Non pas que l’anarchisme soit appelé à se perpétuer tel quel, au travers des siècles, mais il est bien peu probable que disparaisse tout à fait un courant politique qui – éventuellement sous d’autres noms et très certainement selon d’autres modalités – continuera de faire de la critique du pouvoir et de la lutte contre le pouvoir son affaire principale, quelles que soient les formes que pourra adopter la domination dans le futur. Curieusement, c’est en bonne mesure parce que son principal adversaire – le pouvoir – est de plus en plus présent que l’anarchisme se trouve en prise de plus en plus directe sur l’actualité, et c’est aussi parce que le pouvoir ne pourra jamais être totalement éliminé que l’anarchisme, d’une manière ou d’une autre, sera constamment réinventé pour lui faire face.

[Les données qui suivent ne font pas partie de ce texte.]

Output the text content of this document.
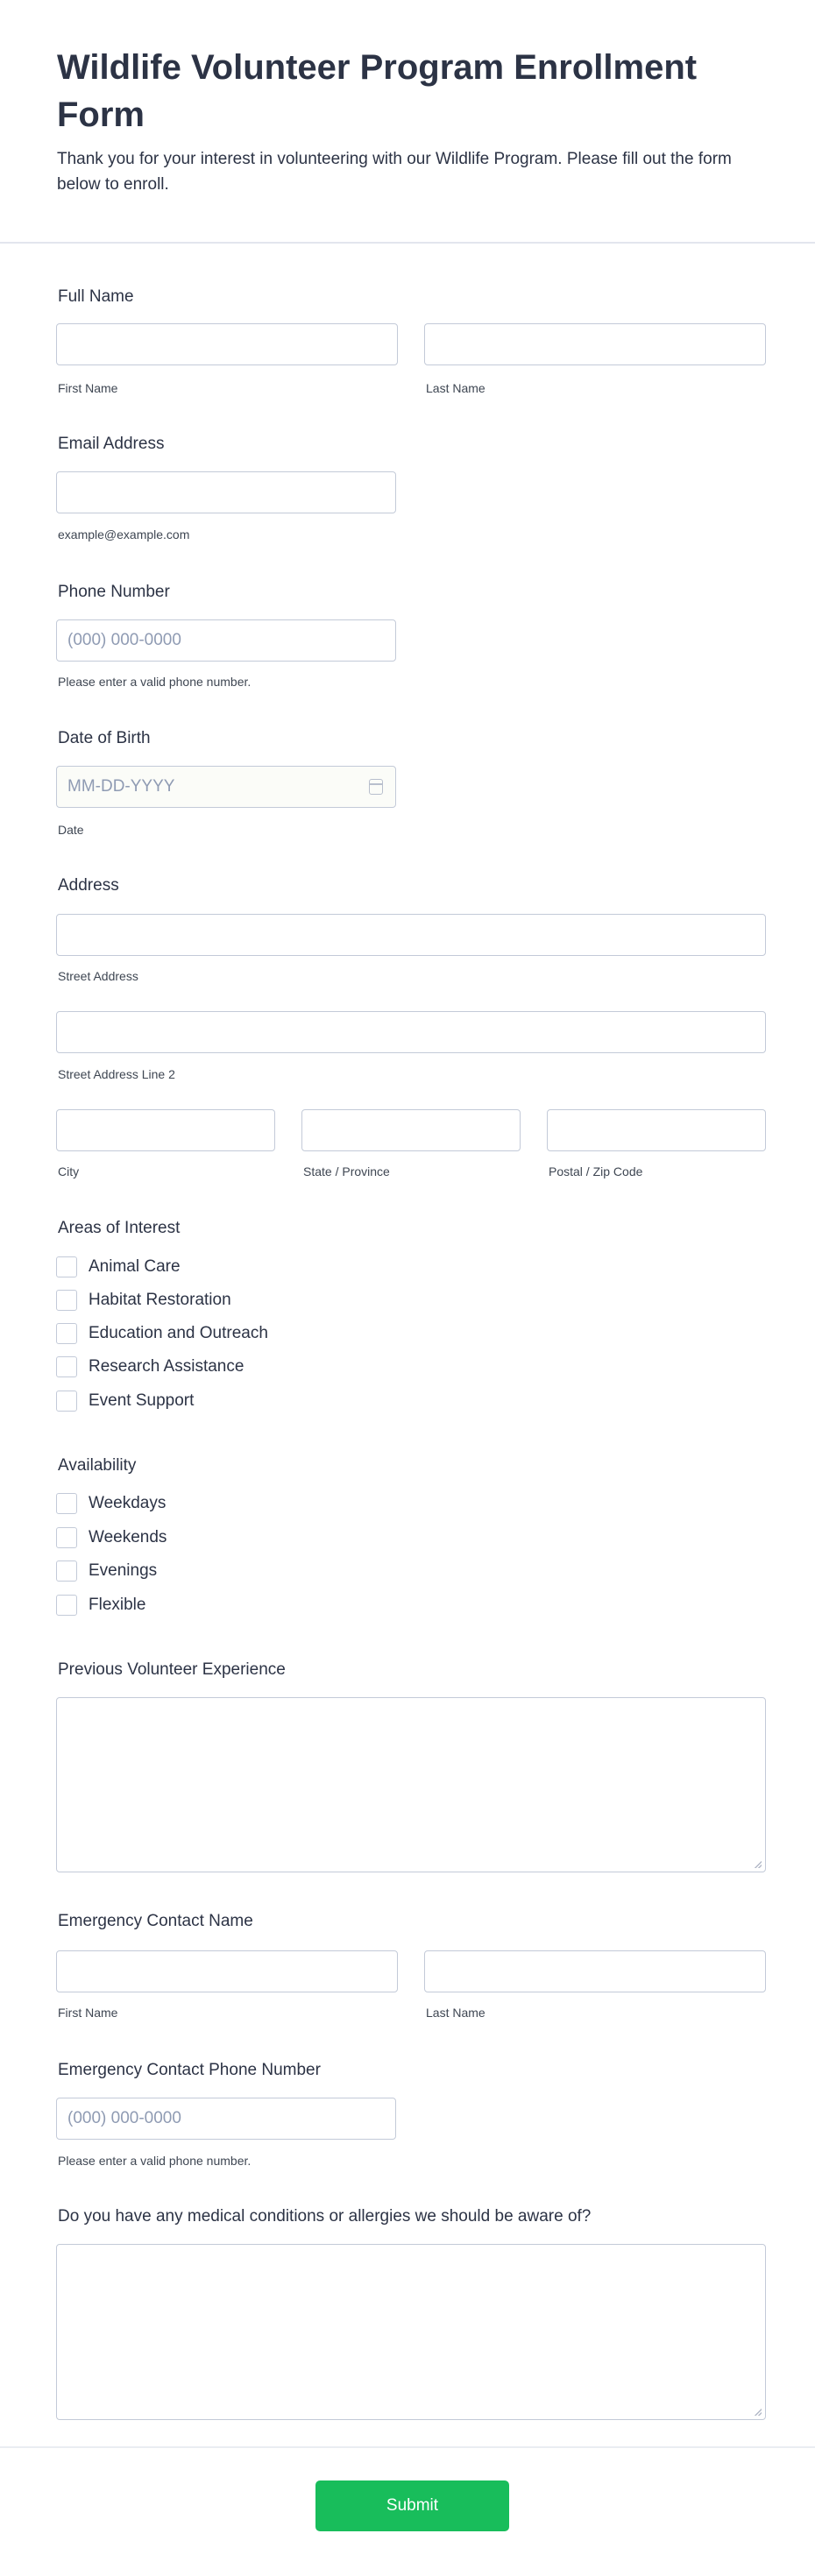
Wildlife Volunteer Program Enrollment Form
Thank you for your interest in volunteering with our Wildlife Program. Please fill out the form below to enroll.
Full Name
First Name	Last Name
Email Address
example@example.com
Phone Number
(000) 000-0000
Please enter a valid phone number.
Date of Birth
MM-DD-YYYY
Date
Address
Street Address
Street Address Line 2
City	State / Province	Postal / Zip Code
Areas of Interest
Animal Care
Habitat Restoration
Education and Outreach
Research Assistance
Event Support
Availability
Weekdays
Weekends
Evenings
Flexible
Previous Volunteer Experience
Emergency Contact Name
First Name	Last Name
Emergency Contact Phone Number
(000) 000-0000
Please enter a valid phone number.
Do you have any medical conditions or allergies we should be aware of?
Submit
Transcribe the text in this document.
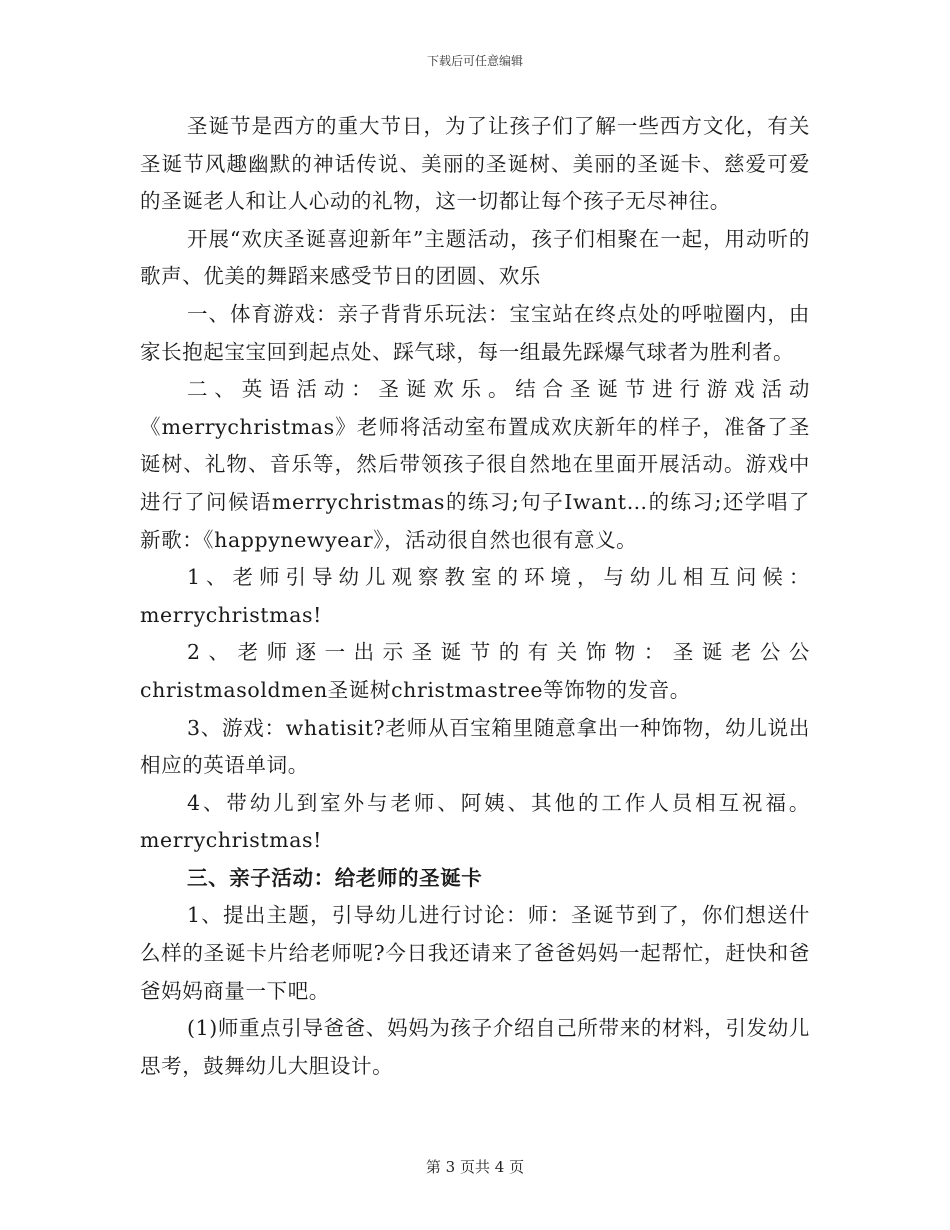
下载后可任意编辑

圣诞节是西方的重大节日，为了让孩子们了解一些西方文化，有关圣诞节风趣幽默的神话传说、美丽的圣诞树、美丽的圣诞卡、慈爱可爱的圣诞老人和让人心动的礼物，这一切都让每个孩子无尽神往。

开展“欢庆圣诞喜迎新年”主题活动，孩子们相聚在一起，用动听的歌声、优美的舞蹈来感受节日的团圆、欢乐

一、体育游戏：亲子背背乐玩法：宝宝站在终点处的呼啦圈内，由家长抱起宝宝回到起点处、踩气球，每一组最先踩爆气球者为胜利者。

二、英语活动：圣诞欢乐。结合圣诞节进行游戏活动《merrychristmas》老师将活动室布置成欢庆新年的样子，准备了圣诞树、礼物、音乐等，然后带领孩子很自然地在里面开展活动。游戏中进行了问候语merrychristmas的练习;句子Iwant…的练习;还学唱了新歌：《happynewyear》，活动很自然也很有意义。

1、老师引导幼儿观察教室的环境，与幼儿相互问候：merrychristmas!

2、老师逐一出示圣诞节的有关饰物：圣诞老公公christmasoldmen圣诞树christmastree等饰物的发音。

3、游戏：whatisit?老师从百宝箱里随意拿出一种饰物，幼儿说出相应的英语单词。

4、带幼儿到室外与老师、阿姨、其他的工作人员相互祝福。merrychristmas!

三、亲子活动：给老师的圣诞卡

1、提出主题，引导幼儿进行讨论：师：圣诞节到了，你们想送什么样的圣诞卡片给老师呢?今日我还请来了爸爸妈妈一起帮忙，赶快和爸爸妈妈商量一下吧。

(1)师重点引导爸爸、妈妈为孩子介绍自己所带来的材料，引发幼儿思考，鼓舞幼儿大胆设计。

第 3 页共 4 页
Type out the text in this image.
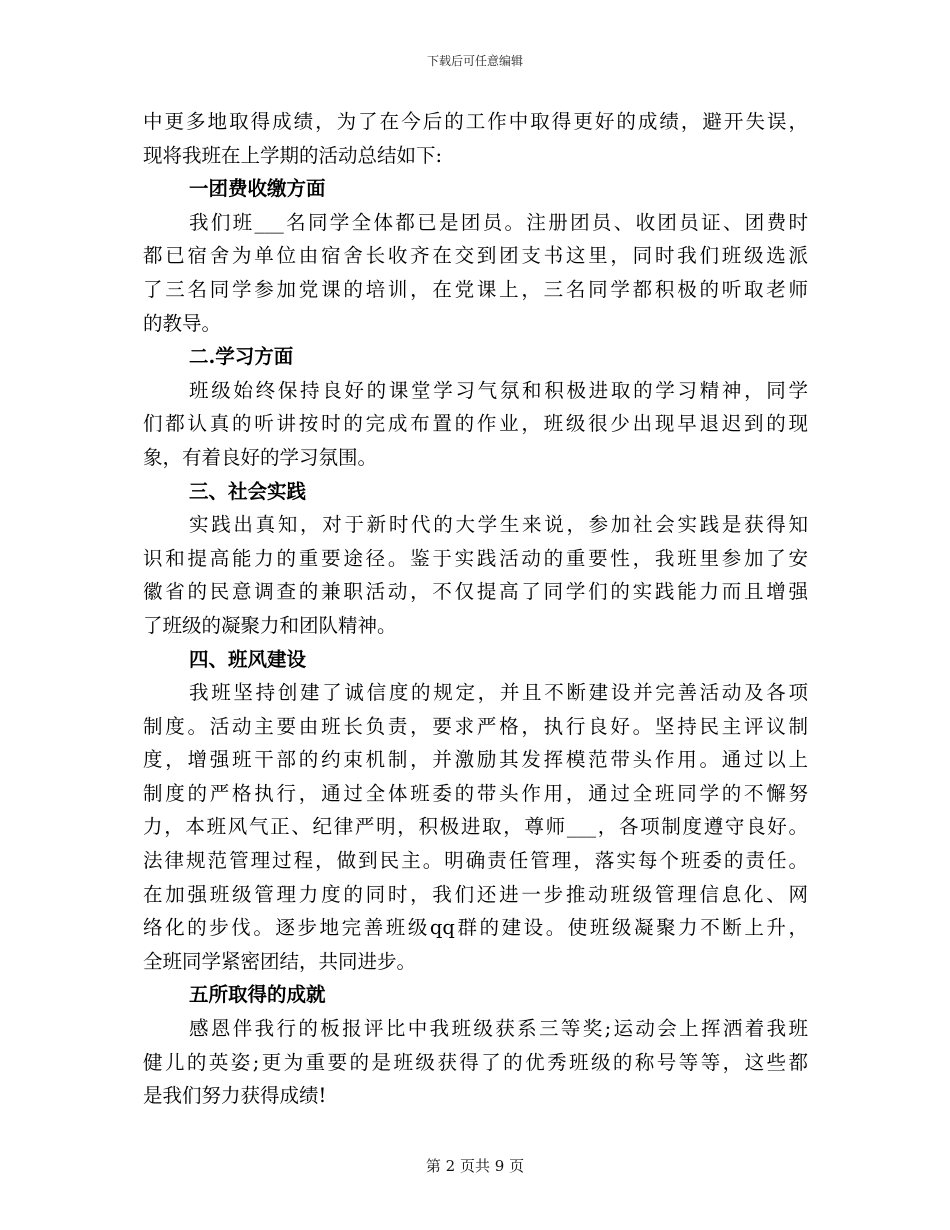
下载后可任意编辑
中更多地取得成绩，为了在今后的工作中取得更好的成绩，避开失误，
现将我班在上学期的活动总结如下:
一团费收缴方面
我们班___名同学全体都已是团员。注册团员、收团员证、团费时
都已宿舍为单位由宿舍长收齐在交到团支书这里，同时我们班级选派
了三名同学参加党课的培训，在党课上，三名同学都积极的听取老师
的教导。
二.学习方面
班级始终保持良好的课堂学习气氛和积极进取的学习精神，同学
们都认真的听讲按时的完成布置的作业，班级很少出现早退迟到的现
象，有着良好的学习氛围。
三、社会实践
实践出真知，对于新时代的大学生来说，参加社会实践是获得知
识和提高能力的重要途径。鉴于实践活动的重要性，我班里参加了安
徽省的民意调查的兼职活动，不仅提高了同学们的实践能力而且增强
了班级的凝聚力和团队精神。
四、班风建设
我班坚持创建了诚信度的规定，并且不断建设并完善活动及各项
制度。活动主要由班长负责，要求严格，执行良好。坚持民主评议制
度，增强班干部的约束机制，并激励其发挥模范带头作用。通过以上
制度的严格执行，通过全体班委的带头作用，通过全班同学的不懈努
力，本班风气正、纪律严明，积极进取，尊师___，各项制度遵守良好。
法律规范管理过程，做到民主。明确责任管理，落实每个班委的责任。
在加强班级管理力度的同时，我们还进一步推动班级管理信息化、网
络化的步伐。逐步地完善班级qq群的建设。使班级凝聚力不断上升，
全班同学紧密团结，共同进步。
五所取得的成就
感恩伴我行的板报评比中我班级获系三等奖;运动会上挥洒着我班
健儿的英姿;更为重要的是班级获得了的优秀班级的称号等等，这些都
是我们努力获得成绩!
第 2 页共 9 页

Pour conclure, je voudrais revenir un instant sur 36. Les idées et les réalisations de la révolution de juillet 36 sont à ce point prenantes et enthousiasmantes qu’elles font naître bien des prétentions d’héritage, et cela serait très bien ainsi, si ce n’était que l’héritage demeure une notion biologiste et juridique qui cadre bien mal avec la sensibilité libertaire… La meilleure manière, non pas d’hériter – vilaine parole –, mais d’être à la hauteur des espoirs que souleva Juillet 36, ce n’est donc pas de reproduire à l’inchangé l’idéologie qui l’inspira en bonne mesure, mais de créer, aujourd’hui, son équivalent. Un équivalent qui, s’il veut tout à la fois répondre aux circonstances du temps présent et ne pas perdre sa raison d’être, ne sera – forcément – « ni tout à fait le même, ni tout à fait un autre ». Comme l’anarchisme est une idéologie qui s’est forgée, fondamentalement, au sein des luttes sociales, ce n’est que de l’intérieur des nouvelles luttes qui secouent le présent que ses nouvelles expressions pourront naître. Sans prendre trop d’égards envers les étiquettes et les drapeaux identitaires, les contenus et les pratiques comptant davantage que les noms qu’on leur donne et les couleurs dont on les peint…

Une dernière chose. Finalement, ce n’est peut-être pas tellement sur les continuités entre hier et aujourd’hui, mais plutôt sur les différences qu’il aurait fallu s’arrêter pour mieux marquer la spécificité de 36. Sur cette forte certitude, sur cette intense conviction, par exemple, qu’il était parfaitement possible de déclencher une révolution sociale, de changer radicalement la société dans son ensemble et d’implanter le communisme libertaire de façon assez immédiate. Une certitude que beaucoup d’anarchistes avaient alors et qu’il est bien difficile de partager, de nos jours, avec le même enthousiasme. Des différences de ce type, on en trouverait certainement beaucoup. Les saisir et les analyser, c’est aussi une autre façon de comprendre ce que fut 36 et ce qu’est notre temps.